I remember my uncle in many ways that I won't share here. Attending his funeral was difficult, but it forces one to reckon with their own mortality. Visiting with cousins that I haven't spoken to in many years was sobering. They are old. They have children. They have characteristics and opinions. And yet, we still share many common traits. We look similar, we think similarly, and we speak similarly.

While we once lived in a relatively close area, we have migrated to different areas of Texas, and in some cases, other states in the Republic.

Most of my childhood was spent, at least in a familial sense, involved in much drama. At any given time, one or more of our aunts/uncles was angry at one or more of the other aunts/uncles. This made it difficult for the cousins to get together and maintain contact. As time goes by, distances grow.

Distance need not be defined by miles.

I find that we, as a whole, tend to worry about the big picture. We are concerned about the presidency (even if we won't admit it).
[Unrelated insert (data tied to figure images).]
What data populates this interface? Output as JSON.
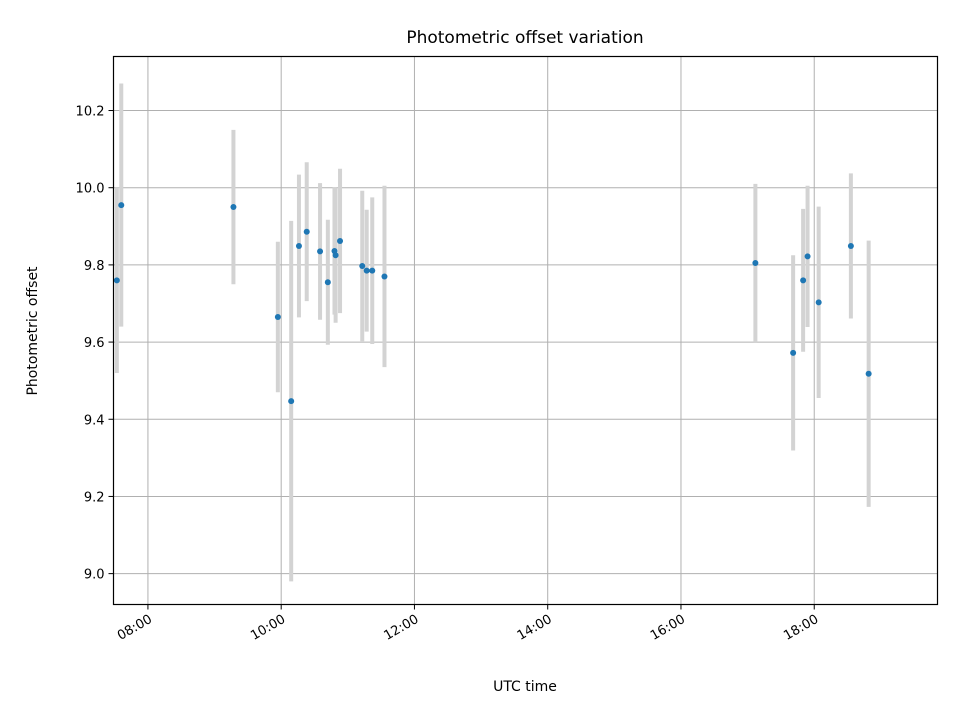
{
  "chart_data": {
    "type": "scatter",
    "title": "Photometric offset variation",
    "xlabel": "UTC time",
    "ylabel": "Photometric offset",
    "x_ticks": [
      "08:00",
      "10:00",
      "12:00",
      "14:00",
      "16:00",
      "18:00"
    ],
    "x_tick_values": [
      "08:00",
      "10:00",
      "12:00",
      "14:00",
      "16:00",
      "18:00"
    ],
    "y_ticks": [
      "9.0",
      "9.2",
      "9.4",
      "9.6",
      "9.8",
      "10.0",
      "10.2"
    ],
    "y_tick_values": [
      9.0,
      9.2,
      9.4,
      9.6,
      9.8,
      10.0,
      10.2
    ],
    "xlim": [
      "07:29",
      "19:51"
    ],
    "ylim": [
      8.92,
      10.34
    ],
    "grid": true,
    "x_tick_rotation": "30 degrees",
    "colors": {
      "points": "#1f77b4",
      "errorbars": "#d3d3d3",
      "grid": "#b0b0b0"
    },
    "series": [
      {
        "points": [
          {
            "x": "07:32",
            "y": 9.76,
            "err": 0.24
          },
          {
            "x": "07:36",
            "y": 9.955,
            "err": 0.315
          },
          {
            "x": "09:17",
            "y": 9.95,
            "err": 0.2
          },
          {
            "x": "09:57",
            "y": 9.665,
            "err": 0.195
          },
          {
            "x": "10:09",
            "y": 9.447,
            "err": 0.467
          },
          {
            "x": "10:16",
            "y": 9.849,
            "err": 0.185
          },
          {
            "x": "10:23",
            "y": 9.886,
            "err": 0.18
          },
          {
            "x": "10:35",
            "y": 9.835,
            "err": 0.177
          },
          {
            "x": "10:42",
            "y": 9.755,
            "err": 0.162
          },
          {
            "x": "10:48",
            "y": 9.836,
            "err": 0.165
          },
          {
            "x": "10:49",
            "y": 9.825,
            "err": 0.175
          },
          {
            "x": "10:53",
            "y": 9.862,
            "err": 0.187
          },
          {
            "x": "11:13",
            "y": 9.797,
            "err": 0.195
          },
          {
            "x": "11:17",
            "y": 9.785,
            "err": 0.158
          },
          {
            "x": "11:22",
            "y": 9.785,
            "err": 0.19
          },
          {
            "x": "11:33",
            "y": 9.77,
            "err": 0.235
          },
          {
            "x": "17:07",
            "y": 9.805,
            "err": 0.205
          },
          {
            "x": "17:41",
            "y": 9.572,
            "err": 0.253
          },
          {
            "x": "17:50",
            "y": 9.76,
            "err": 0.185
          },
          {
            "x": "17:54",
            "y": 9.822,
            "err": 0.183
          },
          {
            "x": "18:04",
            "y": 9.703,
            "err": 0.248
          },
          {
            "x": "18:33",
            "y": 9.849,
            "err": 0.188
          },
          {
            "x": "18:49",
            "y": 9.518,
            "err": 0.345
          }
        ]
      }
    ]
  }
}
We worry about the economy, and the security of, not only our family, but our nation. Rarely do we stop and think about extended family. At least I don't.

Time goes by quickly. Get to know your family if you haven't already. Make time to go and see that aunt, uncle, brother, sister, mother, father, or cousin. Remember that you share a commonality with that person that very few people in the world do - a heritage and a history.